In this case, you have two steps:
1. Zn (s) + S (s) → ZnS (s) ΔH = -206.0 kJ
2. ZnS (s) + 2 O2 (g) → ZnSO4 (s) ΔH = -776.8 kJ
To find the enthalpy change for the target reaction, you need to add the enthalpy changes of these two steps:
ΔH = -206.0 kJ + (-776.8 kJ)
ΔH = -206.0 kJ - 776.8 kJ
ΔH = -982.8 kJ
Therefore, your answer of -982.8 kJ is correct. The enthalpy change for the given reaction is -982.8 kJ.
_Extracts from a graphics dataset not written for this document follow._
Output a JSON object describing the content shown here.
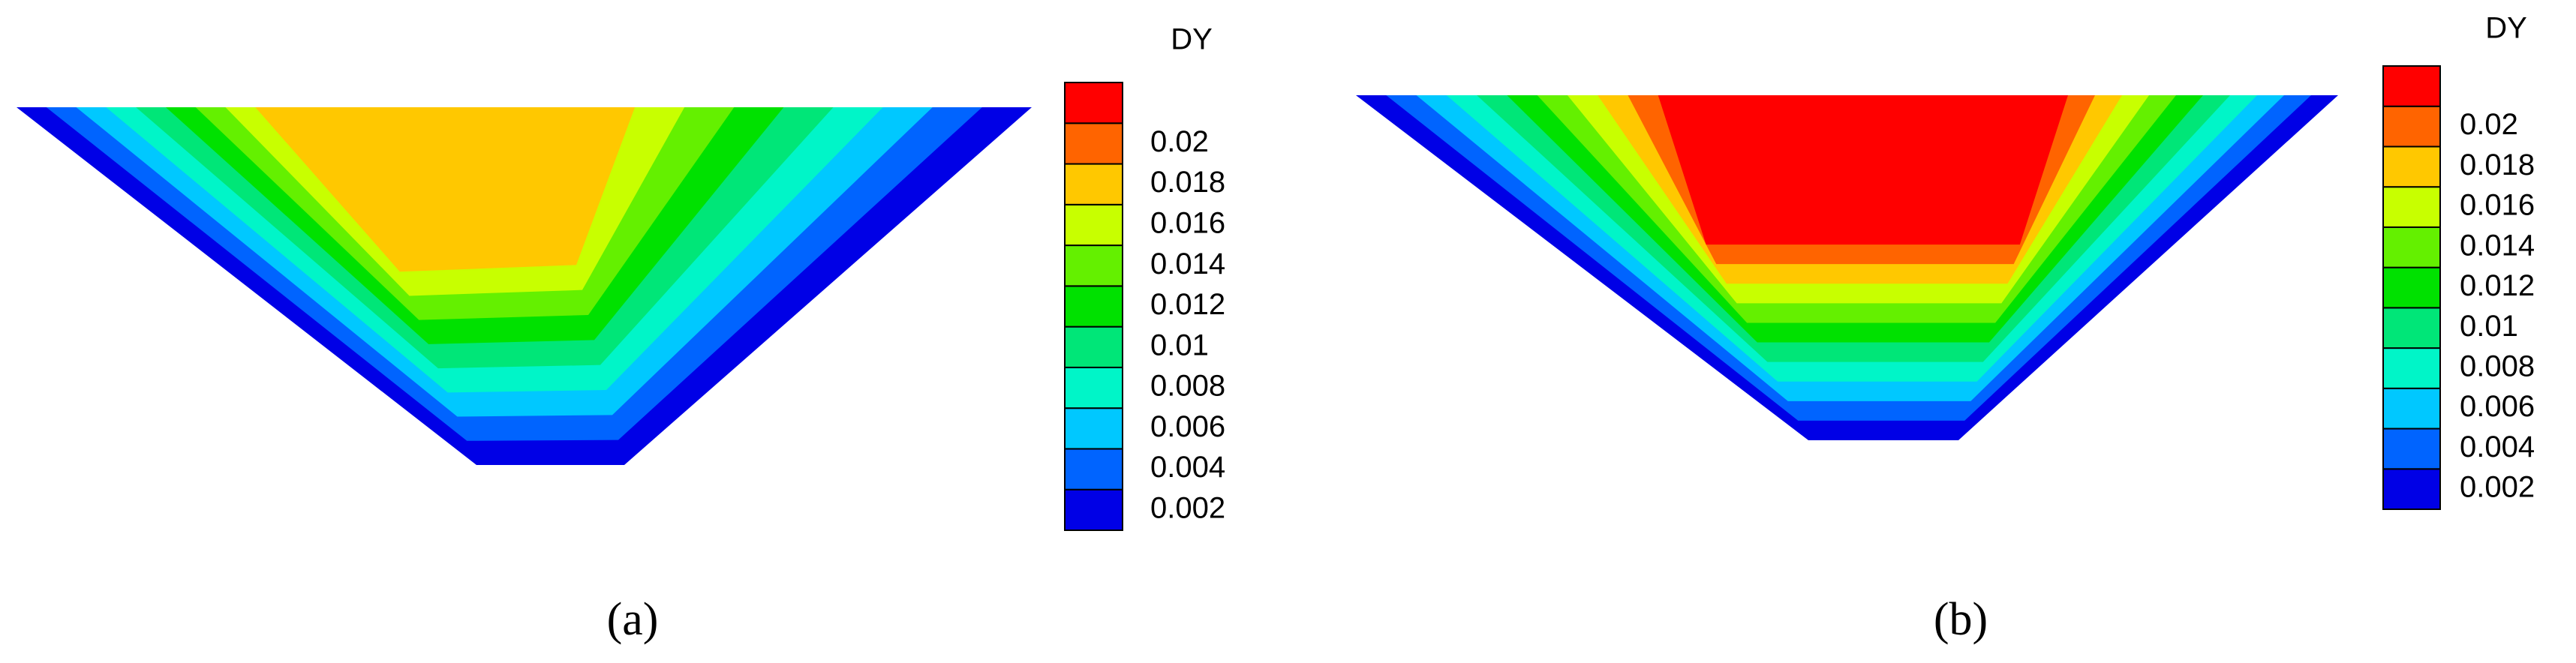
{
  "chart_data": [
    {
      "type": "contour",
      "title": "DY",
      "label": "(a)",
      "colorbar": {
        "ticks": [
          0.002,
          0.004,
          0.006,
          0.008,
          0.01,
          0.012,
          0.014,
          0.016,
          0.018,
          0.02
        ],
        "colors": [
          "#0000e6",
          "#0064ff",
          "#00c8ff",
          "#00f5c8",
          "#00e678",
          "#00e100",
          "#64f000",
          "#c8ff00",
          "#ffc800",
          "#ff6400",
          "#ff0000"
        ]
      }
    },
    {
      "type": "contour",
      "title": "DY",
      "label": "(b)",
      "colorbar": {
        "ticks": [
          0.002,
          0.004,
          0.006,
          0.008,
          0.01,
          0.012,
          0.014,
          0.016,
          0.018,
          0.02
        ],
        "colors": [
          "#0000e6",
          "#0064ff",
          "#00c8ff",
          "#00f5c8",
          "#00e678",
          "#00e100",
          "#64f000",
          "#c8ff00",
          "#ffc800",
          "#ff6400",
          "#ff0000"
        ]
      }
    }
  ]
}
To calculate the enthalpy change for the reaction, you can use the concept of Hess's Law, which states that the total enthalpy change for a reaction is independent of the pathway taken. In other words, you can add or subtract individual reactions to obtain the desired reaction.
In this case, you want to find ΔH for the reaction: Zn (s) + S (s) + 2 O2 (g) → ZnSO4 (s).
Given the following data:
1. Zn (s) + S (s) → ZnS (s) ΔH = –206.0 kJ
2. ZnS (s) + 2 O2 (g) → ZnSO4 (s) ΔH = –776.8 kJ
You need to reverse the first reaction because it is given in the opposite direction. To reverse it, simply change the sign of the enthalpy change:
3. ZnS (s) → Zn (s) + S (s) ΔH = +206.0 kJ
Now, you can add the equations to obtain the desired overall reaction:
4. Zn (s) + S (s) + 2 O2 (g) → ZnSO4 (s) ΔH = (3) + (2) = (206.0) + (-776.8) = -570.8 kJ
Therefore, the enthalpy change for the reaction is -570.8 kJ.
Please note that the answer you provided, -982.8 kJ, seems to be a miscalculation.